En una comparativa con la existencia del campesinado, infatigablemente desafiado a una pésima tenacidad por adquirir el sustento diario y exhausto por las complejas cargas de impuestos o derechos señoriales; el Soldado de los Tercios, al menos, se prevenía de la ración de pan. Y si este, tras largos años de sacrificio conseguía sobrevivir a los embates, tal vez, llegaba a ser un hombre mejor posicionado.
Este es a groso modo, el retrato impertérrito del ‘Ejército de Flandes’, que con el acontecer de los trechos afianzó la creación de otros ‘Tercios’, puliendo las metodologías afines de la batalla: combatían armonizando con desparpajo la idiosincrasia de las picas y espadas con los arcabuces y mosquetes.
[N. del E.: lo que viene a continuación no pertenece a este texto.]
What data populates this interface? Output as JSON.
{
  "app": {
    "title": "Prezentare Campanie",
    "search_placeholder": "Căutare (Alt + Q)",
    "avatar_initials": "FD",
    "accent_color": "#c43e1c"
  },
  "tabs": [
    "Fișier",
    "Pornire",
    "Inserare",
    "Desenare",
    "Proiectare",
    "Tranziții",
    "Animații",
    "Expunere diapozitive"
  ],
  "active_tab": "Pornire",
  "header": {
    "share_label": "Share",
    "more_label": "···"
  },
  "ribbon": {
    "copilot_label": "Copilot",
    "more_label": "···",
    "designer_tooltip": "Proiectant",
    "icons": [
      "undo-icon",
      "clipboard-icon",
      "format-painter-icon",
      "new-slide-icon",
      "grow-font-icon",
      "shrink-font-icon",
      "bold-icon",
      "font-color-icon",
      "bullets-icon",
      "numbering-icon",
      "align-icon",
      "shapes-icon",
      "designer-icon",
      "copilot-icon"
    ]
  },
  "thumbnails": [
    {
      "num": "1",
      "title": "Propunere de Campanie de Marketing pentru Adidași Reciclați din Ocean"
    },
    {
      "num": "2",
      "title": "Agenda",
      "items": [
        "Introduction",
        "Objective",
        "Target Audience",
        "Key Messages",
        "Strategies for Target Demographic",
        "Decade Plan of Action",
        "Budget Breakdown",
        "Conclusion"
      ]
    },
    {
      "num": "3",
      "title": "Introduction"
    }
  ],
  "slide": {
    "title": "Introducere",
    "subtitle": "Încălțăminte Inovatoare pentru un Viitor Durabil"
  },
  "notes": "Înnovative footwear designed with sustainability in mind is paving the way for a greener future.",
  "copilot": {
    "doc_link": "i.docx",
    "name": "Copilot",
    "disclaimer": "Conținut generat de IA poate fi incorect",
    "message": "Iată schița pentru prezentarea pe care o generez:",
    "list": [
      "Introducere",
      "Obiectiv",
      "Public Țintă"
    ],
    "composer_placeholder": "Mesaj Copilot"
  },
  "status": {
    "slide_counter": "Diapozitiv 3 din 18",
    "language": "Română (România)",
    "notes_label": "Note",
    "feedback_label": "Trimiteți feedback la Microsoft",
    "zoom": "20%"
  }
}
O lo que es igual, las armas blancas con las de fuego.
Claro, que los ‘Tercios de Flandes’ demostraron ser el recurso más cualificado en el trípode administrativo, organizativo y de mando, que fundido a la extraordinaria eficacia y excelencia operativa, le auparon en la cúspide y a ostentar el honor de ser acreditados como los ‘Viejos Tercios’.
Primero, a más de 100 metros abrían fuego con los pesados mosquetes; inmediatamente y a una distancia más reducida, disparaban los arcabuces y, sin dilación, el enjambre de piqueros prosperaba metódicamente en cuadro conformando una auténtica muralla de hierro inexpugnable, aminorando sus largas picas que punteaban a las Tropas asaltantes.
Estos eran los ‘Tercios de Flandes’, algo así como caparazones provistos de acero, madera y cuero, que tramaban a la perfección su estrategia de manera rigurosa y terrorífica.